Having good credit is a must if a consumer wants to qualify for a mortgage, purchase a vehicle, get a job or rent an apartment. That said, maintaining good credit early in life leads to additional financial opportunities and saves money over the long run. There are a number of different factors which are used to calculate a credit score and one of the most important is payment history. In a perfect world, you will never make a late payment but if you do it is important to know when and how it will hurt your credit.
Five of the most important factors when calculating a credit score include in descending level of importance, payment history, total amount owed, length of credit history, new credit accounts and credit mix. As you can see from the order in which they're listed, payment history is the most important determining factor in a consumer's credit score. The reason this single factor is so important is because it is the primary basis for consumer credit. The entire purpose of credit is to borrow money from a lender and then pay it back in either a revolving or installment manner over a period of time. If the consumer can't pay their loans back in responsible manner then everything else is irrelevant
It is almost universally accepted by all lenders, credit issuers and financial institutions to report a late payment on a credit history after 30 days delinquent. Keep in mind, this is 30 days after the initial billing due date which means the consumer has had approximately 50 days up until the point a missed payment is reported to the credit agencies. This includes the 30 day window in addition to an approximately 20 day grace period for items like credit cards and mortgage payments. There is some discretion by businesses to delay late payment reporting. It depends if they have the flexibility in their billing system and if the consumer is proactively working with them to get caught up on their payments to bring the account current.

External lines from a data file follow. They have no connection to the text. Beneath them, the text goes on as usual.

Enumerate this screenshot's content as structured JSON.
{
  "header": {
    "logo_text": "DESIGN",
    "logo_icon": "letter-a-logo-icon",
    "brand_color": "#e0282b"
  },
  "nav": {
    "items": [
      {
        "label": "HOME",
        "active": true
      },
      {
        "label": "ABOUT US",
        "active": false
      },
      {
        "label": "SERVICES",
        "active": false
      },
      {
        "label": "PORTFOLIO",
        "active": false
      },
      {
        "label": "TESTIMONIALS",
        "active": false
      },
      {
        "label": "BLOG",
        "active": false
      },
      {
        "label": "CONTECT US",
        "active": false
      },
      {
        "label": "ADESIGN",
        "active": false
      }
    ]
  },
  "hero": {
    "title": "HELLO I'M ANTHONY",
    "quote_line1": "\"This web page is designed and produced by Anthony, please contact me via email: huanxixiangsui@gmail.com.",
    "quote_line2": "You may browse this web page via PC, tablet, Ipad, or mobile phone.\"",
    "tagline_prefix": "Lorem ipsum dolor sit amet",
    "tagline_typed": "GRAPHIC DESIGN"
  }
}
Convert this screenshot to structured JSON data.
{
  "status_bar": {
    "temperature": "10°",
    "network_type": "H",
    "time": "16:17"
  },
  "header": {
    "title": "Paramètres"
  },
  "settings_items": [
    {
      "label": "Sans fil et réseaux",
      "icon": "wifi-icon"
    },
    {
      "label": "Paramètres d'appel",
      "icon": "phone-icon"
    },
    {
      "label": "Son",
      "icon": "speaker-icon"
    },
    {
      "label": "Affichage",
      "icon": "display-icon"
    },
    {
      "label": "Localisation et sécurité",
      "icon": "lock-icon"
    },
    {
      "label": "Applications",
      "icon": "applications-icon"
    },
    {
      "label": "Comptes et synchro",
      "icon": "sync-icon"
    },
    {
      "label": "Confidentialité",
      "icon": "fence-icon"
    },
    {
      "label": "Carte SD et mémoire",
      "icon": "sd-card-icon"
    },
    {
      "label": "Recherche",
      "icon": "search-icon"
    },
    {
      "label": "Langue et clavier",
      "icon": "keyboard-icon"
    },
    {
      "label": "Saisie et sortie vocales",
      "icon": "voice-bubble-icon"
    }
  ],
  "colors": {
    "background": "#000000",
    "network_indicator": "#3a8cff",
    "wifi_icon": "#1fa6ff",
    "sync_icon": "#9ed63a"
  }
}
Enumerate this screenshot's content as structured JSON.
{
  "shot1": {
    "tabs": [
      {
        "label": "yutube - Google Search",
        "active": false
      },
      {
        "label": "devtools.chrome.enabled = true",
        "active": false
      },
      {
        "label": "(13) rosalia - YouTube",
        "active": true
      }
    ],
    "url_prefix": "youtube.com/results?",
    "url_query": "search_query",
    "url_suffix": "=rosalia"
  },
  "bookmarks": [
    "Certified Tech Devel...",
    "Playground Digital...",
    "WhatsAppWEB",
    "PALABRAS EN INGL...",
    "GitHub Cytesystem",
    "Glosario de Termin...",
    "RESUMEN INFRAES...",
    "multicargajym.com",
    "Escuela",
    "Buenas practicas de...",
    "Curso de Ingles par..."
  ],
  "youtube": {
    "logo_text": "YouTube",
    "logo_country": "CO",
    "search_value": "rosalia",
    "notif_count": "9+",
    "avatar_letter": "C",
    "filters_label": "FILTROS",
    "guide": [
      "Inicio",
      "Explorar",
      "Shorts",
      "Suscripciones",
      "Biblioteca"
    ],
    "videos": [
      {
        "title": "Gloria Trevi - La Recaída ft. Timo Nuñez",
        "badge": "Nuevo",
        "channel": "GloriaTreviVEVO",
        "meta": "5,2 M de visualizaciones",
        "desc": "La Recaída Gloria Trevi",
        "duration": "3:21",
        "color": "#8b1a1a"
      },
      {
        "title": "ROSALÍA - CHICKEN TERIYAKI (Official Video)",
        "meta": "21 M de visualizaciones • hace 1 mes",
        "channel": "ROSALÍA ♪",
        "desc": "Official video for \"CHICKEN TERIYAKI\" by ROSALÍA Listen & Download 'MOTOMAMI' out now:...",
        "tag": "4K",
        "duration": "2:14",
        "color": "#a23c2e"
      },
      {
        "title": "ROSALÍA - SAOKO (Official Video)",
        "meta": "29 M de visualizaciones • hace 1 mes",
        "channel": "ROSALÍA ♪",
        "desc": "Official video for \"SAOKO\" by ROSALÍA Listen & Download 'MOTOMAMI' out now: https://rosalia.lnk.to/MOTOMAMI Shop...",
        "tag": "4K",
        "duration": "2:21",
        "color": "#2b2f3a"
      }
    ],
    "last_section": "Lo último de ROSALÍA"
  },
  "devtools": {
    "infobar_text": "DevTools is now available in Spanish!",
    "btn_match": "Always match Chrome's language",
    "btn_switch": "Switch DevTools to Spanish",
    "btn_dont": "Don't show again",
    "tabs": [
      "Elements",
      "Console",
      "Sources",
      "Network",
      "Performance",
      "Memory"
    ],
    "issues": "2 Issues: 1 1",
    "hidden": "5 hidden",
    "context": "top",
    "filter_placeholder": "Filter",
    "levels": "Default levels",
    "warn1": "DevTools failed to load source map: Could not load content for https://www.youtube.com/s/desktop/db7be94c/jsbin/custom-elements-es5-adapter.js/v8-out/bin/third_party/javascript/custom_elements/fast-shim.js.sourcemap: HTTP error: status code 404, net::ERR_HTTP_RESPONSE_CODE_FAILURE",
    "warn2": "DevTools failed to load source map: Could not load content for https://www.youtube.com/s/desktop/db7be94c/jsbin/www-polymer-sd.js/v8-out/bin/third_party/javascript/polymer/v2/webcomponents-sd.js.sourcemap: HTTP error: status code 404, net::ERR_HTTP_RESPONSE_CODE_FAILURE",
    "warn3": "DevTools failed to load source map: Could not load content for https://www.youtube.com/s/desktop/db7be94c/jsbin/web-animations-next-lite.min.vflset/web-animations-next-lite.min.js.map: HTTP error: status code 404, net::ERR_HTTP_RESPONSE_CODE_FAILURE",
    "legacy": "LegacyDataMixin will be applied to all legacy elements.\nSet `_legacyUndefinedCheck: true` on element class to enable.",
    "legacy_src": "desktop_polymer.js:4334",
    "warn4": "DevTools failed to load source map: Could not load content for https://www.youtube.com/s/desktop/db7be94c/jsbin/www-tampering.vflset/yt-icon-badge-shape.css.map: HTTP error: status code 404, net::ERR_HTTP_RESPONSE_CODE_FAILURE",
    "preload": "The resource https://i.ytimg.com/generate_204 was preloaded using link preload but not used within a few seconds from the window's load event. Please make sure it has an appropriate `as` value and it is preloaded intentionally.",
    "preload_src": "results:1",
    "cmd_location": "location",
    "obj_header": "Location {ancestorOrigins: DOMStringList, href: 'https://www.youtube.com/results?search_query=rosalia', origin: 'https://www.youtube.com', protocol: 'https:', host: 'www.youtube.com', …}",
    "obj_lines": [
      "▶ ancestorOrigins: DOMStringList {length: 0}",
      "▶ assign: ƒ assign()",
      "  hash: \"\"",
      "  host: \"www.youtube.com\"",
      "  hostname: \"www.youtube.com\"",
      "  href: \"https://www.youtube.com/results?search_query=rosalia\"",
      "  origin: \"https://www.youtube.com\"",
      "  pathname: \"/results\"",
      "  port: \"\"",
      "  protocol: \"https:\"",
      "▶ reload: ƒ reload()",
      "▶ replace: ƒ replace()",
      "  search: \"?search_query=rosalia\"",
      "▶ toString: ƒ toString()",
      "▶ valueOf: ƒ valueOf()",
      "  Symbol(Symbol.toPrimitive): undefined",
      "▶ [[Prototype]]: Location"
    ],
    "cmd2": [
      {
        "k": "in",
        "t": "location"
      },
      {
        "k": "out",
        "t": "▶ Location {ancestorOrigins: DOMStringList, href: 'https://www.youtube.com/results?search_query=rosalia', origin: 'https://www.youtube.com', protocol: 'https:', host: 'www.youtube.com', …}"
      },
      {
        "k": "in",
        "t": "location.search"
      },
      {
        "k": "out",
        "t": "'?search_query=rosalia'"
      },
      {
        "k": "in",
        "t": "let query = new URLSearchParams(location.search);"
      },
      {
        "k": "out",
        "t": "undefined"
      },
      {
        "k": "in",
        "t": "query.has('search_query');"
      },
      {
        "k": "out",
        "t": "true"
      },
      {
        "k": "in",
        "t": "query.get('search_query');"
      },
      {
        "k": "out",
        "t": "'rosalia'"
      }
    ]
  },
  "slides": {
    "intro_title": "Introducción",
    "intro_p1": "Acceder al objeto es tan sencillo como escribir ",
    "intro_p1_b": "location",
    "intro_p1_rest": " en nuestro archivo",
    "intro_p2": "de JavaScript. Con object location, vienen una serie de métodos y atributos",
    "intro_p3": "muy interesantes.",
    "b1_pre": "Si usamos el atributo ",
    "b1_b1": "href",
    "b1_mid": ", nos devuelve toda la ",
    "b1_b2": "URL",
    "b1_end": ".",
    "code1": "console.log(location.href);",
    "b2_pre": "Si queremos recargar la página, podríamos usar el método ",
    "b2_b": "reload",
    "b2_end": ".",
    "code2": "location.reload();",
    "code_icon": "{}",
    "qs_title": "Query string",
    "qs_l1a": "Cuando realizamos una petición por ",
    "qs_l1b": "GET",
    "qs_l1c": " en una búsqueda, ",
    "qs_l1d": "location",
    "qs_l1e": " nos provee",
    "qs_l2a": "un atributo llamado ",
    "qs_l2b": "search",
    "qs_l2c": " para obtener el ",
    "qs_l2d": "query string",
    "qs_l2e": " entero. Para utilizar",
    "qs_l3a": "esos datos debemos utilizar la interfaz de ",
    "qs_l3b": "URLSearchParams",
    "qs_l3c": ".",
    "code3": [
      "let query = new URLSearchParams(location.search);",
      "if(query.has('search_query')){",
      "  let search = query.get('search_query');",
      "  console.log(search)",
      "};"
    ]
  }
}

For the most part, late payments will stay on an individual's credit report since it is not only relevant to the existing creditor but to future lenders as well. That's not to say a late payment is set in stone especially those of the 30 day variety. Many consumers in good standing with their credit card company, who have long-term relationships and has never missed a prior payment can successfully have a late payment removed. This of course is at the discretion of the credit card company or other lender and normally applies only to account holders with great credit and a spotless payment history with the company.
Ideally, no consumer would ever make a late payment to a credit card company, mortgage company or any other financial institution. Given that payment history is the single most important factor when calculating a credit score it is also the single most important step to take when managing your credit. Closing an old account, adding a couple credit cards and shopping around for a mortgage are, in aggregate, less detrimental than making a few late payments. If you do have late payments in your credit history, take all necessary steps to prevent it from happening again in the future and with time their impact will be lessened and your credit score should increase.